The bishop of the county’s Catholic diocese, showing a less virulent opposition to the Gulf War than some of his colleagues, is urging local church members to “support our President and the leaders of our armed forces” and to lend encouragement to military aims.
In a letter that he asked priests at the 53 local parishes to read at last Sunday’s Masses, the Most Rev. Norman F. McFarland, bishop of Orange, said that he “strongly condemned Saddam Hussein’s aggression, actively supported the determined global pressure to reverse it, and acknowledged that the deployment of military force might add credibility and effectiveness to the economic and political pressures we encouraged.”
“However, with our Holy Father, we fear ‘war is an adventure with no return,’ ” McFarland said.
The tone and substance of the message, along with a second war treatise still to be printed in the local diocese newsletter, appeared to set McFarland apart from a vocal contingent of Catholic leaders and other religious figures nationwide who have spoken out in recent weeks and months against the military effort in the Persian Gulf.

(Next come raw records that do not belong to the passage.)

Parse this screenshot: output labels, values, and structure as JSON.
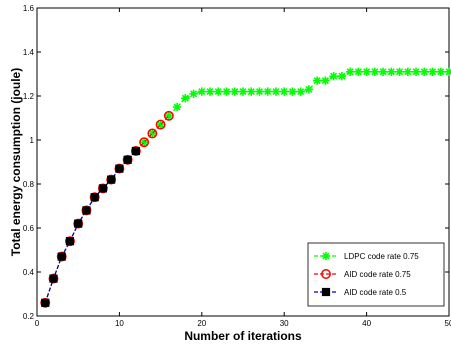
{
  "chart_data": {
    "type": "line",
    "title": "",
    "xlabel": "Number of iterations",
    "ylabel": "Total energy consumption (joule)",
    "xlim": [
      0,
      50
    ],
    "ylim": [
      0.2,
      1.6
    ],
    "x_ticks": [
      0,
      10,
      20,
      30,
      40,
      50
    ],
    "x_tick_labels": [
      "0",
      "10",
      "20",
      "30",
      "40",
      "50"
    ],
    "y_ticks": [
      0.2,
      0.4,
      0.6,
      0.8,
      1.0,
      1.2,
      1.4,
      1.6
    ],
    "y_tick_labels": [
      "0.2",
      "0.4",
      "0.6",
      "0.8",
      "1",
      "1.2",
      "1.4",
      "1.6"
    ],
    "grid": false,
    "legend_position": "bottom-right",
    "series": [
      {
        "name": "LDPC code rate 0.75",
        "color": "#00ff00",
        "line_style": "dashed",
        "marker": "asterisk",
        "x": [
          1,
          2,
          3,
          4,
          5,
          6,
          7,
          8,
          9,
          10,
          11,
          12,
          13,
          14,
          15,
          16,
          17,
          18,
          19,
          20,
          21,
          22,
          23,
          24,
          25,
          26,
          27,
          28,
          29,
          30,
          31,
          32,
          33,
          34,
          35,
          36,
          37,
          38,
          39,
          40,
          41,
          42,
          43,
          44,
          45,
          46,
          47,
          48,
          49,
          50
        ],
        "values": [
          0.26,
          0.37,
          0.47,
          0.54,
          0.62,
          0.68,
          0.74,
          0.78,
          0.82,
          0.87,
          0.91,
          0.95,
          0.99,
          1.03,
          1.07,
          1.11,
          1.15,
          1.19,
          1.21,
          1.22,
          1.22,
          1.22,
          1.22,
          1.22,
          1.22,
          1.22,
          1.22,
          1.22,
          1.22,
          1.22,
          1.22,
          1.22,
          1.23,
          1.27,
          1.27,
          1.29,
          1.29,
          1.31,
          1.31,
          1.31,
          1.31,
          1.31,
          1.31,
          1.31,
          1.31,
          1.31,
          1.31,
          1.31,
          1.31,
          1.31
        ]
      },
      {
        "name": "AID code rate 0.75",
        "color": "#ff0000",
        "line_style": "dashed",
        "marker": "circle",
        "x": [
          1,
          2,
          3,
          4,
          5,
          6,
          7,
          8,
          9,
          10,
          11,
          12,
          13,
          14,
          15,
          16
        ],
        "values": [
          0.26,
          0.37,
          0.47,
          0.54,
          0.62,
          0.68,
          0.74,
          0.78,
          0.82,
          0.87,
          0.91,
          0.95,
          0.99,
          1.03,
          1.07,
          1.11
        ]
      },
      {
        "name": "AID code rate 0.5",
        "color": "#0000cc",
        "line_style": "dashed",
        "marker": "square",
        "x": [
          1,
          2,
          3,
          4,
          5,
          6,
          7,
          8,
          9,
          10,
          11,
          12
        ],
        "values": [
          0.26,
          0.37,
          0.47,
          0.54,
          0.62,
          0.68,
          0.74,
          0.78,
          0.82,
          0.87,
          0.91,
          0.95
        ]
      }
    ]
  }
}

The National Conference of Catholic Bishops in November became one of the first major religious groups to challenge the Bush Administration policy in the Persian Gulf when it urged that war be waged only as a last resort.
And even after the outbreak of war, U.S. Catholic, Protestant and Eastern Orthodox leaders have continued to question the moral justification for the fighting and urged an end to it.
In Orange County, some among the local Catholic population of 700,000 are bothered by what they see as McFarland’s general support for U.S. military policy.
Jonathan Parfrey , a war protester who is a member of the Catholic Workers Community center in Santa Ana, said of the McFarland Mass letter: “He doesn’t want to say that this is a just war, but he comes as close as he can.”
Nonetheless, Parfrey and other occasional critics of the bishop said they were encouraged by the relatively “middle-of-the-road” war position from a conservative man who, before coming to Orange County, wrote articles defending the U.S. stockpiling of nuclear weapons.
“I’m kind of delighted that it’s not so single-mindedly right wing,” former priest Terry Halloran of Garden Grove said of the Sunday statement. “A lot of times he tends to be a lot more hawkish than this. This is really pretty mild and noncommittal for him--even kind of peace loving.”
In the article to be printed in the diocese newsletter, McFarland said that “Saddam Hussein’s aggression and unconscionable brutality and violence against innocent people must be resisted and repulsed,” but that this should not become an excuse for discrimination and persecution of Arab peoples.
And in the Mass statement, he said, “As Americans, we wish to support our President and the leaders of our armed forces, trusting in and invoking God’s guidance upon a national will to do right.
“As Orange Countians, we need to assist the men and women in our military who are deployed in the Persian Gulf and whose families remain behind in our parish communities.”
In an interview, McFarland declined to give his thoughts on those religious leaders who have spoken out against the war, saying, “They may have information that I don’t have.”